Wie dem auch sei: Adrian Lamo steht dazu, den Soldaten Manning gemeldet zu haben. Der sei sich gar nicht bewusst gewesen, was er verrät, sagte Lamo bei Hackers on Planet Earth (Hope), einer Konferenz, die im Juli in Manhattan stattgefunden hat.

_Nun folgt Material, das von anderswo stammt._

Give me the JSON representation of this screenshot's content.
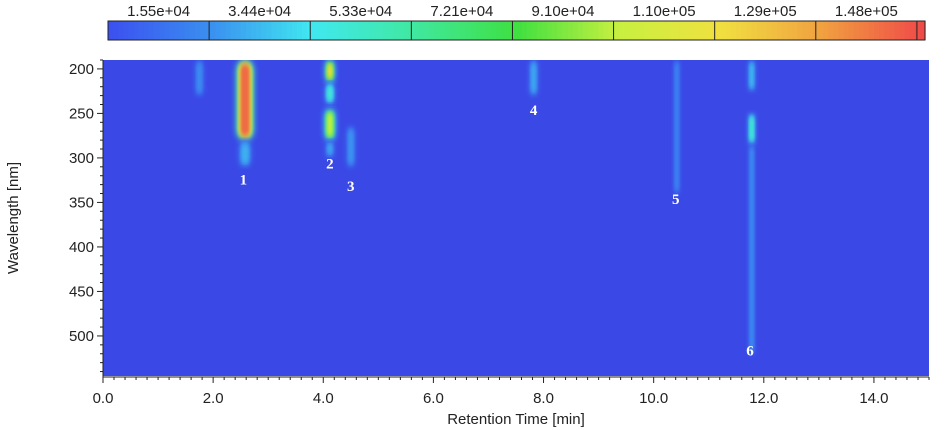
{
  "chart_data": {
    "type": "heatmap",
    "xlabel": "Retention Time [min]",
    "ylabel": "Wavelength [nm]",
    "xlim": [
      0,
      15
    ],
    "ylim": [
      545,
      190
    ],
    "x_ticks": [
      0,
      2,
      4,
      6,
      8,
      10,
      12,
      14
    ],
    "x_tick_labels": [
      "0.0",
      "2.0",
      "4.0",
      "6.0",
      "8.0",
      "10.0",
      "12.0",
      "14.0"
    ],
    "y_ticks": [
      200,
      250,
      300,
      350,
      400,
      450,
      500
    ],
    "y_tick_labels": [
      "200",
      "250",
      "300",
      "350",
      "400",
      "450",
      "500"
    ],
    "colorbar": {
      "labels": [
        "1.55e+04",
        "3.44e+04",
        "5.33e+04",
        "7.21e+04",
        "9.10e+04",
        "1.10e+05",
        "1.29e+05",
        "1.48e+05"
      ],
      "min": 6000,
      "max": 157000,
      "colors": [
        "#3b4ff0",
        "#3a8ff0",
        "#40e8f0",
        "#40e8a0",
        "#3ee040",
        "#c8f040",
        "#f0e040",
        "#f0a040",
        "#f04848"
      ]
    },
    "background_color": "#3a48e6",
    "peaks": [
      {
        "label": "1",
        "rt": 2.55,
        "label_x": 2.55,
        "label_wavelength": 330
      },
      {
        "label": "2",
        "rt": 4.12,
        "label_x": 4.12,
        "label_wavelength": 312
      },
      {
        "label": "3",
        "rt": 4.5,
        "label_x": 4.5,
        "label_wavelength": 337
      },
      {
        "label": "4",
        "rt": 7.82,
        "label_x": 7.82,
        "label_wavelength": 252
      },
      {
        "label": "5",
        "rt": 10.4,
        "label_x": 10.4,
        "label_wavelength": 352
      },
      {
        "label": "6",
        "rt": 11.75,
        "label_x": 11.75,
        "label_wavelength": 522
      }
    ],
    "features": [
      {
        "rt": 2.58,
        "wl_start": 190,
        "wl_end": 280,
        "halfwidth": 0.13,
        "intensity": 150000
      },
      {
        "rt": 2.58,
        "wl_start": 280,
        "wl_end": 310,
        "halfwidth": 0.09,
        "intensity": 32000
      },
      {
        "rt": 1.75,
        "wl_start": 190,
        "wl_end": 230,
        "halfwidth": 0.06,
        "intensity": 24000
      },
      {
        "rt": 4.12,
        "wl_start": 190,
        "wl_end": 215,
        "halfwidth": 0.07,
        "intensity": 120000
      },
      {
        "rt": 4.12,
        "wl_start": 215,
        "wl_end": 240,
        "halfwidth": 0.07,
        "intensity": 50000
      },
      {
        "rt": 4.12,
        "wl_start": 245,
        "wl_end": 280,
        "halfwidth": 0.08,
        "intensity": 100000
      },
      {
        "rt": 4.12,
        "wl_start": 280,
        "wl_end": 300,
        "halfwidth": 0.06,
        "intensity": 30000
      },
      {
        "rt": 4.5,
        "wl_start": 265,
        "wl_end": 310,
        "halfwidth": 0.06,
        "intensity": 26000
      },
      {
        "rt": 7.82,
        "wl_start": 190,
        "wl_end": 230,
        "halfwidth": 0.06,
        "intensity": 30000
      },
      {
        "rt": 10.42,
        "wl_start": 190,
        "wl_end": 340,
        "halfwidth": 0.04,
        "intensity": 22000
      },
      {
        "rt": 11.78,
        "wl_start": 190,
        "wl_end": 225,
        "halfwidth": 0.05,
        "intensity": 34000
      },
      {
        "rt": 11.78,
        "wl_start": 250,
        "wl_end": 285,
        "halfwidth": 0.05,
        "intensity": 52000
      },
      {
        "rt": 11.78,
        "wl_start": 285,
        "wl_end": 520,
        "halfwidth": 0.04,
        "intensity": 24000
      }
    ]
  }
}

Manning habe "wie ein Staubsauger" agiert, beteuerte Lamo auf dem Podium, schließlich habe es sich auch um "Codeworte" und vertrauliche "Informationen über manche unserer Handelspartner" gehandelt.

Jeden Tag Beschimpfungen

Überzeugen konnte er damit kaum jemand: "Wir Hacker sind Internationalisten", bellte ein Konferenzteilnehmer aus Skandinavien als Reaktion auf Lamos patriotische Argumentation. "Du gehörst nach Guantanamo", schallte es aus dem Publikum. Ein anderer rief: "Du hast Verrat begangen!"

Damit hatte Adrian Lamo gerechnet, solche Beschimpfungen liest er jeden Tag auf seiner Facebook-Seite. Auf der Hope-Konferenz wollte er cool wirken und gab schlagfertige Antworten. Wohl war ihm dennoch nicht, das sah man ihm an und das räumte er auch ein. "Ich bedaure die ganze Situation", sagte der gehasste Hacker. Er wünschte sich, Private First Class Manning hätte ihn nie angesprochen.

Eines wollte Lamo aber auch klarstellen: Er habe den Whistleblower nicht in Gewahrsam genommen, sondern jemand anderes: "Bradley Manning wurde von Bradley Manning festgenommen."